3. Parks, footpaths, walks, natural attractions…yes, you have a show to sing that evening, so take it easy (or save it for a day off), but don’t miss out on these aspects of your ‘working holiday.' Healthy, inspiring, and a definite fringe benefit of being on the road. Again, FREE! And the photos look great in your Facebook/Twitter timeline…
4. If a venue is in a big city or obvious tourist town, the iconic views are easy to find. But if the venue is a little more obscure, you might be surprised at a city’s ‘claim to fame.’ Check out the local history. Also, if your performance is part of a festival, go to other performances if time allows…lectures, workshops, lunchtime concerts and ‘fringe’ events are often free or very low cost.
5. Travelling with children brings the need for keeping costs down into sharp focus…however, even child-free singers need to bear in mind that spending all your free time on tour visiting the local high street shops and restaurants is a really nice way of coming home…with no fee! There is something irresistible about shopping while away from home. Call it the hunter-gatherer instinct, or the feeling of being on holiday, whatever: channel this urge into cheaper alternatives.

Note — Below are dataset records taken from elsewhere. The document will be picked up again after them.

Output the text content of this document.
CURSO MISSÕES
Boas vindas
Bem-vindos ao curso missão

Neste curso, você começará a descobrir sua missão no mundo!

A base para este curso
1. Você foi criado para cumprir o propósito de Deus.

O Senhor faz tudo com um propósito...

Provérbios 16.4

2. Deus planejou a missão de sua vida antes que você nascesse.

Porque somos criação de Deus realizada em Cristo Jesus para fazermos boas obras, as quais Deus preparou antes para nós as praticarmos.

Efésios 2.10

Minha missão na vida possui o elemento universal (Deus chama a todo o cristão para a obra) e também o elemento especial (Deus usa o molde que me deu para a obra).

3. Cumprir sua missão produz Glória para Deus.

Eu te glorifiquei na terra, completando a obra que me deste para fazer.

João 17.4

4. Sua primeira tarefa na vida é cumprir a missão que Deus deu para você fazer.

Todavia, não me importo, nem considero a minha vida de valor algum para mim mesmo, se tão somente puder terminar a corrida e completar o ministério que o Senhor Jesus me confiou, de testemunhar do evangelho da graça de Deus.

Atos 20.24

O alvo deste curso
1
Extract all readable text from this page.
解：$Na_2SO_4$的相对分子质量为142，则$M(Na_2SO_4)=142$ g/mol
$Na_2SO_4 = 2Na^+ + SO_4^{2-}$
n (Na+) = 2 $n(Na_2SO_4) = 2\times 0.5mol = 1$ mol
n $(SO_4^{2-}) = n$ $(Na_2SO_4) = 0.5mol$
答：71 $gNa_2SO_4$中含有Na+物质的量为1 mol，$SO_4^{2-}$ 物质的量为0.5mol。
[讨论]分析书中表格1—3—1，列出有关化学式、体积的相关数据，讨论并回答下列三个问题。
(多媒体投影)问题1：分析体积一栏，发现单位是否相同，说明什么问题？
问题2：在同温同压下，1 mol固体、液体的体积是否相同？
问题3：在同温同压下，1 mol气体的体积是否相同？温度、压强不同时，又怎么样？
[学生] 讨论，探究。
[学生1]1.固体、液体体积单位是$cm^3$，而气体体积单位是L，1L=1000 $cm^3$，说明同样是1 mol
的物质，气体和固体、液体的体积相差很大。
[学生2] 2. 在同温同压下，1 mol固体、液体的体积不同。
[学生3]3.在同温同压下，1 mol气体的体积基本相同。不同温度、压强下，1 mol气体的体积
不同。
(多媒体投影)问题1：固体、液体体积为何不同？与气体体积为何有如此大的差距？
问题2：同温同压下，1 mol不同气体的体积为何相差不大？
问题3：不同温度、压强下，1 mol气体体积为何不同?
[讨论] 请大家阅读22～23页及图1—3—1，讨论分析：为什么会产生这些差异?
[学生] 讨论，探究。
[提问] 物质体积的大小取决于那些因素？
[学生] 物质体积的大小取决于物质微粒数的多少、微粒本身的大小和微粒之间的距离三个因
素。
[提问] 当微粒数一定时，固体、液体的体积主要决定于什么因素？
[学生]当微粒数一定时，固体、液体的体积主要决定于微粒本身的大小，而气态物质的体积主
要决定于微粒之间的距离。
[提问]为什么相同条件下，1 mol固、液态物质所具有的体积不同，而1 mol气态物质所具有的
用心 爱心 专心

6. If your children stay safely at home while you tour, it can be tempting to buy expensive souvenirs and gifts out of guilt. Again, there are more thrifty, and thoughtful, alternatives: text/email photos or short videos of the sights, or better yet, of yourself: in your digs/in the theatre/in costume…be creative. Seeing where mummy/daddy is staying, what the show looks like, etc is very comforting. Some souvenirs cost nothing: a pretty pinecone, pebble, leaf, or freebies from the hotel/airline etc. (for the younger ones...the older ones see through this, unless they're working on a cool collection of air-sick bags!)